1.1 Proof of the Symmetry of the Homogenised Conductivity Tensors

We will show that the conductivity tensor given in Eq. (8) is symmetric by demonstrating that \(\mathbf{S_{i}}^{(1,2)}\) = \(\mathbf{S_{i}}^{(2,1)}\), with the symmetry of the other components following in a similar way. The extracellular conductivity tensor given in Eq. (12) can then be shown to be symmetric using the same logic. Throughout, we will write W for W ⁽ⁱ⁾. For reference, the intracellular tensor is given by

$$\mathbf{S_{i}} = \frac{1}{V_{\text{unit}}}\int_{\varOmega_i} \sigma_i \biggl(I + \frac{\partial W}{\partial\mathbf{z}} \biggr) \, \mathrm{d} V_{\mathbf{z}}. $$

As the identity matrix is symmetric, it remains to show that \(\int \sigma_{i} \frac{\partial W}{\partial\mathbf{z}} \, \mathrm{d} V_{\mathbf {z}}\) is symmetric. Using integration by parts, we have

$$\begin{aligned} \iiint\sigma \biggl( \frac{ \partial W_1}{\partial z_2} - \frac {\partial W_2}{\partial z_1} \biggr) \, \mathrm{d} V_{\mathbf{z}} =& \iiint\frac{\partial(\sigma W_1)}{\partial z_2} - \frac{\partial (\sigma W_2)}{\partial z_1} \\ &{}- \frac{\partial\sigma}{\partial z_2} W_1 + \frac{\partial\sigma}{\partial z_2} W_2 \, \mathrm{d} V_{\mathbf{z}}, \end{aligned}$$

(24)

where σ _i =σ(z) and, for discontinuous σ, the derivative is taken to be the weak derivative. Using Eq. (9), this becomes

$$\iiint\nabla_{\mathbf{z}} \cdot(-\sigma W_2,\sigma W_1,0) + \nabla _{\mathbf{z}} \cdot(\sigma\nabla_{\mathbf{z}} W_2) W_1 - \nabla _{\mathbf{z}} \cdot(\sigma \nabla_{\mathbf{z}} W_1) W_2 \, \mathrm{d} V_{\mathbf{z}}, $$

which upon rearrangement can be expressed as

$$ \iiint\nabla_{\mathbf{z}} \cdot \bigl[ (-\sigma W_2,\sigma W_1,0) + \sigma W_1 \nabla_{\mathbf{z}} W_2 - \sigma W_2 \nabla_{\mathbf{z}} W_1 \bigr] \, \mathrm{d} V_{\mathbf{z}}. $$

(25)

Applying the divergence theorem then gives

$$\iint\sigma(-W_2 n_1 + W_1 n_2) + \sigma W_1 (\nabla_{\mathbf{z}} W_2) \cdot\mathbf{n} - \sigma W_2 (\nabla_{\mathbf{z}} W_1) \cdot\mathbf {n} \, \mathrm{d} S_{\mathbf{z}}, $$

and by grouping terms, we see that this may be written

$$\iint\sigma W_1 \bigl(n_2 + (\nabla_{\mathbf{z}} W_2) \cdot\mathbf{n}\bigr) - \sigma W_2 \bigl(n_1 + (\nabla_{\mathbf{z}} W_1) \cdot\mathbf{n} \bigr) \, \mathrm {d} S_{\mathbf{z}}. $$

We see from Eq. (10) that this quantity is zero, so that \(\iiint\sigma \frac{ \partial W_{1}}{\partial z_{2}} \, \mathrm{d} V_{\mathbf{z}} = \iiint\sigma\frac{\partial W_{2}}{\partial z_{1}} \, \mathrm{d} V_{\mathbf{z,}} \) and hence \(\mathbf{S_{i}}^{(1,2)} = \mathbf{S_{i}}^{(2,1)}\) as required.

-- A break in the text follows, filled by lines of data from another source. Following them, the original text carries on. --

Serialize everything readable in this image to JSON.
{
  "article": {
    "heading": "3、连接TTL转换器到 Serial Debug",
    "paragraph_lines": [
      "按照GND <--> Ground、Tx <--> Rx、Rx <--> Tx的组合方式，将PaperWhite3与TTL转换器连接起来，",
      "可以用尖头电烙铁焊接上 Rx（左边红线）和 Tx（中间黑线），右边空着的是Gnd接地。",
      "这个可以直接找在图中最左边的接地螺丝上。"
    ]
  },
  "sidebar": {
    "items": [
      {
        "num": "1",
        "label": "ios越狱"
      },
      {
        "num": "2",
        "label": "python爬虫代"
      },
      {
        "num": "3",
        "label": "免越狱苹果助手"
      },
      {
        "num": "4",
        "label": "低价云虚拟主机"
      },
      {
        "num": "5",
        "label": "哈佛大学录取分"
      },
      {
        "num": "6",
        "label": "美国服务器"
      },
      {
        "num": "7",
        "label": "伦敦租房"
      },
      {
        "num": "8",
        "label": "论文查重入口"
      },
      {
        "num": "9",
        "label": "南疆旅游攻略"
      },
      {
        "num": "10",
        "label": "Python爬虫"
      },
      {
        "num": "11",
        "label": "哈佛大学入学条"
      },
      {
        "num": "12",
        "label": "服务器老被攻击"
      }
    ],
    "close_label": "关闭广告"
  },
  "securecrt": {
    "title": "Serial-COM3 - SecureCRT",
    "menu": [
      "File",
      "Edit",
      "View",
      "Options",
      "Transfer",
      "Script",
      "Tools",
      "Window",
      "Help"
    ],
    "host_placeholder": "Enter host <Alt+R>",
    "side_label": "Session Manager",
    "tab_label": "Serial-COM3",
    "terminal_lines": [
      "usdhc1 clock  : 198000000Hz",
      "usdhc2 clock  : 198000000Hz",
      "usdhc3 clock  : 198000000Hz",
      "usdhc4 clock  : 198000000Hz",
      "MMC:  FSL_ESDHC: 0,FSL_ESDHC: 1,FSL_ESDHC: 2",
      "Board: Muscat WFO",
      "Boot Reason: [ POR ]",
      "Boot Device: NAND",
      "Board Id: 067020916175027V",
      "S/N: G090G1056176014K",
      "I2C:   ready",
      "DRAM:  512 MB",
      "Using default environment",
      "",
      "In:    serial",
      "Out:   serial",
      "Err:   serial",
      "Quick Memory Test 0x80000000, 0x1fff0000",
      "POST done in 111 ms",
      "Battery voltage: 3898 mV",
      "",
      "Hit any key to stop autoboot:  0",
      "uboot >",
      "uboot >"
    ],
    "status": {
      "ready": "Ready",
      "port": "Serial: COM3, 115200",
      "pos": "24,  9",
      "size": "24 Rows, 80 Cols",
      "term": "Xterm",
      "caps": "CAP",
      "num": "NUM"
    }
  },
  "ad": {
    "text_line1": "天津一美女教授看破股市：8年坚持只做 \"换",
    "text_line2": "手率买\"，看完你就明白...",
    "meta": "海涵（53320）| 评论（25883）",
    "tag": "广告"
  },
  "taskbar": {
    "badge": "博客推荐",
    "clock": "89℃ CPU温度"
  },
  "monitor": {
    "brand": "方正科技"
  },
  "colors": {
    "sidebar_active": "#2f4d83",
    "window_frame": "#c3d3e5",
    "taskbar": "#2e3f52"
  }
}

1.2 Derivation of the Intracellular Conductivity Tensor in the Case Where Gap Junctions are Present

We now give a derivation of Eq. (23). We consider the governing equations for the weight functions in the cell and the gap junction separately, and again write W for W ⁽ⁱ⁾. As each compartment has homogeneous conductivity, W ₁ will satisfy Laplace’s equation in each, and so a solution that satisfies the governing PDE and boundary conditions has a derivative

$$ \frac{\partial W_1}{\partial x} = \begin{cases} B_1, & 0 < x < \delta, \\ B_2, & \delta< x < 1, \end{cases} $$

(26)

where B ₁ and B ₂ are constants. To find B ₁ and B ₂, we can integrate the governing equation for \(W^{i}_{1}\), given in (9), across the boundary between the cell and the gap junction at x=δ to give

$$\biggl[ \sigma\frac{\partial W_1}{\partial x} \biggr]^{\delta^+}_{\delta ^-} = [ - \sigma ]^{\delta^+}_{\delta^-}, $$

and, therefore, obtain the relation between B ₁ and B ₂:

$$\sigma_i B_2 - \sigma_g B_1 = \sigma_g - \sigma_i. $$

We then use the fact that W ₁ has zero mean in x to give us

$$\int_0^1 \frac{\partial W_1}{\partial x} \, \mathrm{d} x = \delta B_1 + (1-\delta) B_2 = 0. $$

Solving for B ₁ and B ₂ gives

$$B_1 = \frac{\delta(\sigma_g-\sigma_i)}{\delta\sigma_i + (1-\delta)\sigma_g} , \qquad B_2 = \frac{(\delta-1)(\sigma_g-\sigma_i)}{\delta\sigma_i + (1-\delta) \sigma_g} , $$

and substituting the above into (8) gives

$$\mathbf{S}_i^{(1,1)} = \frac{V_{\text{intra}}}{V_{\text{cell}}} \biggl( \int _0^{\delta}\sigma_g(1+B_1)\, \mathrm{d}x + \int_{\delta}^1 \sigma_i(1+B_2) \, \mathrm{d}x \biggr)= \frac{f_i \sigma_i \sigma_g }{\delta\sigma_i + (1-\delta) \sigma_g}. $$